A team of Swedish researchers say they have developed a blood test to determine if a child has autism. Their findings come as the number of children affected is rising, and experts struggle to understand the causes and determine a course of treatment.
“What we’ve found is a way to potentially determine whether a child is autistic based on their blood sample,” said Jonas Bergquist of Uppsala University in an article in
The Local, an English-language Swedish news website.
The results of the research were published last month in the journal
Translational Psychiatry.
recent study by the U.S. Centers for Disease Control found that 1 in 88 American children suffer from some form of autism, a neurological disorder that can result in difficulty in social interactions, communicating, and unusual behaviors.
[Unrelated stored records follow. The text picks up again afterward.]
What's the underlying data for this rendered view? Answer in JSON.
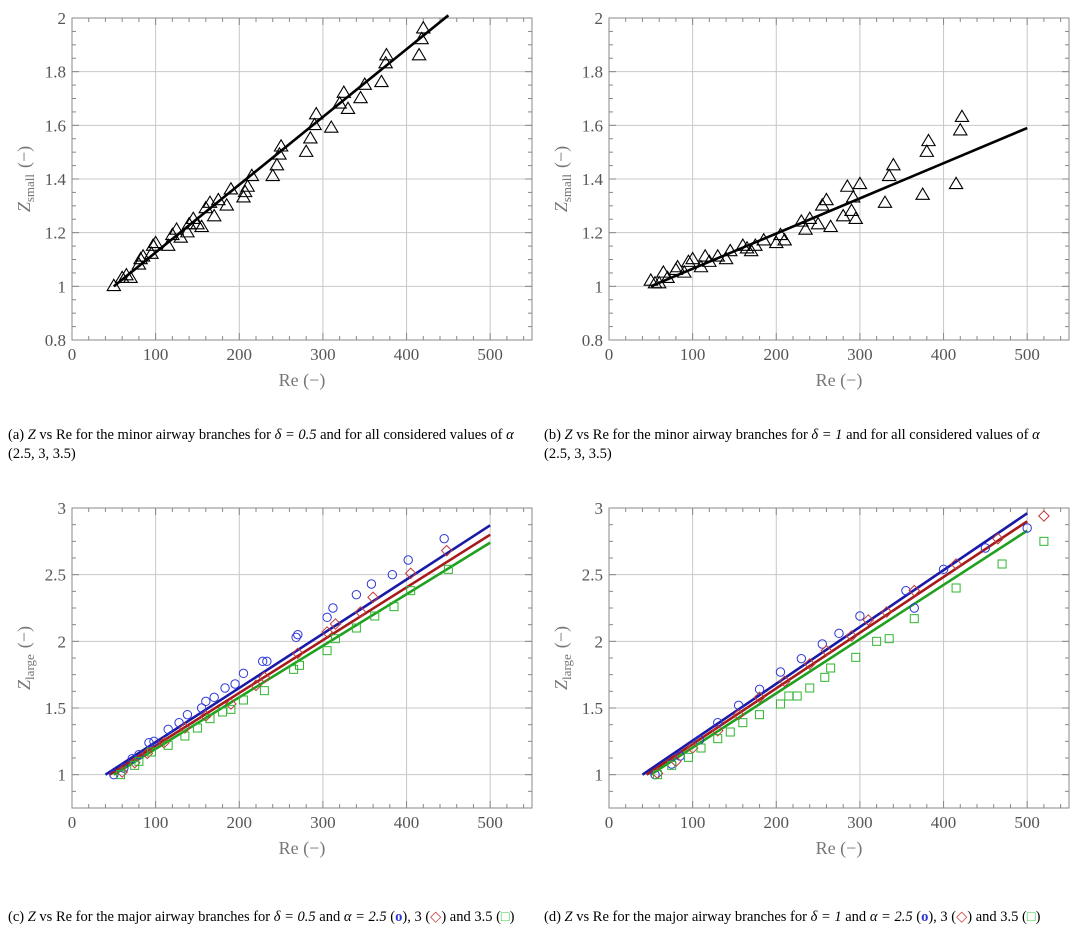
{
  "chart_data": [
    {
      "id": "a",
      "type": "scatter",
      "xlabel": "Re (−)",
      "ylabel_main": "Z",
      "ylabel_sub": "small",
      "ylabel_unit": "(−)",
      "xlim": [
        0,
        550
      ],
      "ylim": [
        0.8,
        2.0
      ],
      "xticks": [
        0,
        100,
        200,
        300,
        400,
        500
      ],
      "yticks": [
        0.8,
        1.0,
        1.2,
        1.4,
        1.6,
        1.8,
        2.0
      ],
      "grid": true,
      "series": [
        {
          "marker": "triangle",
          "color": "#000000",
          "points": [
            [
              50,
              1.0
            ],
            [
              60,
              1.03
            ],
            [
              65,
              1.04
            ],
            [
              70,
              1.03
            ],
            [
              80,
              1.08
            ],
            [
              82,
              1.1
            ],
            [
              85,
              1.11
            ],
            [
              95,
              1.12
            ],
            [
              97,
              1.15
            ],
            [
              100,
              1.16
            ],
            [
              115,
              1.15
            ],
            [
              120,
              1.19
            ],
            [
              125,
              1.21
            ],
            [
              130,
              1.18
            ],
            [
              138,
              1.2
            ],
            [
              140,
              1.23
            ],
            [
              145,
              1.25
            ],
            [
              150,
              1.23
            ],
            [
              155,
              1.22
            ],
            [
              160,
              1.29
            ],
            [
              165,
              1.31
            ],
            [
              170,
              1.26
            ],
            [
              175,
              1.32
            ],
            [
              185,
              1.3
            ],
            [
              190,
              1.36
            ],
            [
              205,
              1.33
            ],
            [
              207,
              1.35
            ],
            [
              210,
              1.37
            ],
            [
              215,
              1.41
            ],
            [
              240,
              1.41
            ],
            [
              245,
              1.45
            ],
            [
              248,
              1.49
            ],
            [
              250,
              1.52
            ],
            [
              280,
              1.5
            ],
            [
              285,
              1.55
            ],
            [
              290,
              1.6
            ],
            [
              292,
              1.64
            ],
            [
              310,
              1.59
            ],
            [
              320,
              1.68
            ],
            [
              325,
              1.72
            ],
            [
              330,
              1.66
            ],
            [
              345,
              1.7
            ],
            [
              350,
              1.75
            ],
            [
              370,
              1.76
            ],
            [
              375,
              1.83
            ],
            [
              376,
              1.86
            ],
            [
              415,
              1.86
            ],
            [
              418,
              1.92
            ],
            [
              420,
              1.96
            ]
          ]
        }
      ],
      "fit_lines": [
        {
          "color": "#000000",
          "from": [
            50,
            1.0
          ],
          "to": [
            450,
            2.01
          ]
        }
      ]
    },
    {
      "id": "b",
      "type": "scatter",
      "xlabel": "Re (−)",
      "ylabel_main": "Z",
      "ylabel_sub": "small",
      "ylabel_unit": "(−)",
      "xlim": [
        0,
        550
      ],
      "ylim": [
        0.8,
        2.0
      ],
      "xticks": [
        0,
        100,
        200,
        300,
        400,
        500
      ],
      "yticks": [
        0.8,
        1.0,
        1.2,
        1.4,
        1.6,
        1.8,
        2.0
      ],
      "grid": true,
      "series": [
        {
          "marker": "triangle",
          "color": "#000000",
          "points": [
            [
              50,
              1.02
            ],
            [
              55,
              1.01
            ],
            [
              60,
              1.01
            ],
            [
              65,
              1.05
            ],
            [
              70,
              1.03
            ],
            [
              80,
              1.06
            ],
            [
              82,
              1.07
            ],
            [
              90,
              1.05
            ],
            [
              95,
              1.09
            ],
            [
              100,
              1.1
            ],
            [
              110,
              1.07
            ],
            [
              115,
              1.11
            ],
            [
              120,
              1.09
            ],
            [
              130,
              1.11
            ],
            [
              140,
              1.1
            ],
            [
              145,
              1.13
            ],
            [
              160,
              1.15
            ],
            [
              165,
              1.14
            ],
            [
              170,
              1.13
            ],
            [
              175,
              1.15
            ],
            [
              185,
              1.17
            ],
            [
              200,
              1.16
            ],
            [
              205,
              1.19
            ],
            [
              210,
              1.17
            ],
            [
              230,
              1.24
            ],
            [
              235,
              1.21
            ],
            [
              240,
              1.25
            ],
            [
              250,
              1.23
            ],
            [
              255,
              1.3
            ],
            [
              260,
              1.32
            ],
            [
              265,
              1.22
            ],
            [
              280,
              1.26
            ],
            [
              285,
              1.37
            ],
            [
              290,
              1.28
            ],
            [
              292,
              1.33
            ],
            [
              295,
              1.25
            ],
            [
              300,
              1.38
            ],
            [
              330,
              1.31
            ],
            [
              335,
              1.41
            ],
            [
              340,
              1.45
            ],
            [
              375,
              1.34
            ],
            [
              380,
              1.5
            ],
            [
              382,
              1.54
            ],
            [
              415,
              1.38
            ],
            [
              420,
              1.58
            ],
            [
              422,
              1.63
            ]
          ]
        }
      ],
      "fit_lines": [
        {
          "color": "#000000",
          "from": [
            50,
            1.0
          ],
          "to": [
            500,
            1.59
          ]
        }
      ]
    },
    {
      "id": "c",
      "type": "scatter",
      "xlabel": "Re (−)",
      "ylabel_main": "Z",
      "ylabel_sub": "large",
      "ylabel_unit": "(−)",
      "xlim": [
        0,
        550
      ],
      "ylim": [
        0.75,
        3.0
      ],
      "xticks": [
        0,
        100,
        200,
        300,
        400,
        500
      ],
      "yticks": [
        1.0,
        1.5,
        2.0,
        2.5,
        3.0
      ],
      "grid": true,
      "series": [
        {
          "marker": "circle",
          "color": "#2b36d8",
          "points": [
            [
              50,
              1.0
            ],
            [
              62,
              1.05
            ],
            [
              72,
              1.12
            ],
            [
              80,
              1.15
            ],
            [
              92,
              1.24
            ],
            [
              98,
              1.25
            ],
            [
              115,
              1.34
            ],
            [
              128,
              1.39
            ],
            [
              138,
              1.45
            ],
            [
              155,
              1.5
            ],
            [
              160,
              1.55
            ],
            [
              170,
              1.58
            ],
            [
              183,
              1.65
            ],
            [
              195,
              1.68
            ],
            [
              205,
              1.76
            ],
            [
              228,
              1.85
            ],
            [
              233,
              1.85
            ],
            [
              268,
              2.03
            ],
            [
              270,
              2.05
            ],
            [
              305,
              2.18
            ],
            [
              312,
              2.25
            ],
            [
              340,
              2.35
            ],
            [
              358,
              2.43
            ],
            [
              383,
              2.5
            ],
            [
              402,
              2.61
            ],
            [
              445,
              2.77
            ]
          ]
        },
        {
          "marker": "diamond",
          "color": "#c03a3a",
          "points": [
            [
              60,
              1.02
            ],
            [
              75,
              1.09
            ],
            [
              90,
              1.16
            ],
            [
              110,
              1.24
            ],
            [
              135,
              1.35
            ],
            [
              160,
              1.44
            ],
            [
              190,
              1.53
            ],
            [
              220,
              1.67
            ],
            [
              230,
              1.73
            ],
            [
              270,
              1.91
            ],
            [
              305,
              2.07
            ],
            [
              315,
              2.13
            ],
            [
              345,
              2.22
            ],
            [
              360,
              2.33
            ],
            [
              405,
              2.51
            ],
            [
              448,
              2.68
            ]
          ]
        },
        {
          "marker": "square",
          "color": "#2fb52f",
          "points": [
            [
              58,
              1.0
            ],
            [
              75,
              1.07
            ],
            [
              80,
              1.1
            ],
            [
              95,
              1.17
            ],
            [
              115,
              1.22
            ],
            [
              135,
              1.29
            ],
            [
              150,
              1.35
            ],
            [
              165,
              1.42
            ],
            [
              180,
              1.47
            ],
            [
              190,
              1.49
            ],
            [
              205,
              1.56
            ],
            [
              230,
              1.63
            ],
            [
              265,
              1.79
            ],
            [
              272,
              1.82
            ],
            [
              305,
              1.93
            ],
            [
              315,
              2.02
            ],
            [
              340,
              2.1
            ],
            [
              362,
              2.19
            ],
            [
              385,
              2.26
            ],
            [
              405,
              2.38
            ],
            [
              450,
              2.54
            ]
          ]
        }
      ],
      "fit_lines": [
        {
          "color": "#1a1aa8",
          "from": [
            40,
            1.0
          ],
          "to": [
            500,
            2.87
          ]
        },
        {
          "color": "#a81a1a",
          "from": [
            45,
            1.0
          ],
          "to": [
            500,
            2.8
          ]
        },
        {
          "color": "#1fa01f",
          "from": [
            50,
            1.0
          ],
          "to": [
            500,
            2.74
          ]
        }
      ]
    },
    {
      "id": "d",
      "type": "scatter",
      "xlabel": "Re (−)",
      "ylabel_main": "Z",
      "ylabel_sub": "large",
      "ylabel_unit": "(−)",
      "xlim": [
        0,
        550
      ],
      "ylim": [
        0.75,
        3.0
      ],
      "xticks": [
        0,
        100,
        200,
        300,
        400,
        500
      ],
      "yticks": [
        1.0,
        1.5,
        2.0,
        2.5,
        3.0
      ],
      "grid": true,
      "series": [
        {
          "marker": "circle",
          "color": "#2b36d8",
          "points": [
            [
              55,
              1.0
            ],
            [
              75,
              1.08
            ],
            [
              85,
              1.14
            ],
            [
              108,
              1.26
            ],
            [
              130,
              1.39
            ],
            [
              155,
              1.52
            ],
            [
              180,
              1.64
            ],
            [
              205,
              1.77
            ],
            [
              230,
              1.87
            ],
            [
              255,
              1.98
            ],
            [
              275,
              2.06
            ],
            [
              300,
              2.19
            ],
            [
              355,
              2.38
            ],
            [
              365,
              2.25
            ],
            [
              400,
              2.54
            ],
            [
              450,
              2.7
            ],
            [
              500,
              2.85
            ]
          ]
        },
        {
          "marker": "diamond",
          "color": "#c03a3a",
          "points": [
            [
              58,
              1.01
            ],
            [
              80,
              1.1
            ],
            [
              100,
              1.2
            ],
            [
              130,
              1.33
            ],
            [
              155,
              1.45
            ],
            [
              180,
              1.58
            ],
            [
              210,
              1.7
            ],
            [
              240,
              1.83
            ],
            [
              260,
              1.93
            ],
            [
              290,
              2.04
            ],
            [
              310,
              2.16
            ],
            [
              332,
              2.22
            ],
            [
              365,
              2.38
            ],
            [
              415,
              2.58
            ],
            [
              465,
              2.77
            ],
            [
              520,
              2.94
            ]
          ]
        },
        {
          "marker": "square",
          "color": "#2fb52f",
          "points": [
            [
              58,
              1.0
            ],
            [
              75,
              1.07
            ],
            [
              95,
              1.13
            ],
            [
              110,
              1.2
            ],
            [
              130,
              1.27
            ],
            [
              145,
              1.32
            ],
            [
              160,
              1.39
            ],
            [
              180,
              1.45
            ],
            [
              205,
              1.53
            ],
            [
              215,
              1.59
            ],
            [
              225,
              1.59
            ],
            [
              240,
              1.65
            ],
            [
              258,
              1.73
            ],
            [
              265,
              1.8
            ],
            [
              295,
              1.88
            ],
            [
              320,
              2.0
            ],
            [
              335,
              2.02
            ],
            [
              365,
              2.17
            ],
            [
              415,
              2.4
            ],
            [
              470,
              2.58
            ],
            [
              520,
              2.75
            ]
          ]
        }
      ],
      "fit_lines": [
        {
          "color": "#1a1aa8",
          "from": [
            40,
            1.0
          ],
          "to": [
            500,
            2.96
          ]
        },
        {
          "color": "#a81a1a",
          "from": [
            45,
            1.0
          ],
          "to": [
            500,
            2.9
          ]
        },
        {
          "color": "#1fa01f",
          "from": [
            50,
            1.0
          ],
          "to": [
            500,
            2.83
          ]
        }
      ]
    }
  ],
  "captions": {
    "a": {
      "pre": "(a) ",
      "m1": "Z",
      "t1": " vs Re for the minor airway branches for ",
      "m2": "δ = 0.5",
      "t2": " and for all considered values of ",
      "m3": "α",
      "t3": " (2.5, 3, 3.5)"
    },
    "b": {
      "pre": "(b) ",
      "m1": "Z",
      "t1": " vs Re for the minor airway branches for ",
      "m2": "δ = 1",
      "t2": " and for all considered values of ",
      "m3": "α",
      "t3": " (2.5, 3, 3.5)"
    },
    "c": {
      "pre": "(c) ",
      "m1": "Z",
      "t1": " vs Re for the major airway branches for ",
      "m2": "δ = 0.5",
      "t2": " and ",
      "m3": "α = 2.5",
      "o": "o",
      "t4": "), 3 (",
      "d": "◇",
      "t5": ") and 3.5 (",
      "s": "□",
      "t6": ")"
    },
    "d": {
      "pre": "(d) ",
      "m1": "Z",
      "t1": " vs Re for the major airway branches for ",
      "m2": "δ = 1",
      "t2": " and ",
      "m3": "α = 2.5",
      "o": "o",
      "t4": "), 3 (",
      "d": "◇",
      "t5": ") and 3.5 (",
      "s": "□",
      "t6": ")"
    }
  }
}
About 9,000 schoolchildren are affected by some form of autism, according to the Swedish autism association.
No clear cause has yet been determined, but both genetic and environmental factors are believed to have significant roles.
Bergquist is one of a team of researchers from Uppsala and Linnaeus Universities in Sweden engaged in trying to find a “biomarker” – a characteristic unique to individuals with autism.
The researchers used mass spectrometry techniques to profile the proteins in children diagnosed with Autism Spectrum Disorder (ASD) and compared them with profiles on non-ASD children. They found three differences unique to children with ASD.
“This novel set of biomarkers allows for a reliable blood-based diagnostic tool that may be used in diagnosis and potentially, prognosis of ASD,” according to their journal article.
Two years ago, researchers at the
Boston Children’s Hospital in Boston, Massachusetts, developed a blood test based on a genetic “signature” common to patients with ASD, claiming 85 percent accuracy.
“The signature we obtained supports the hypothesis that a number of mutations, rather than a single mutation, are responsible for the ASDs,” according to Dr. Isaac Kohane, one of the researchers.
It may be another year before this test becomes commercially available.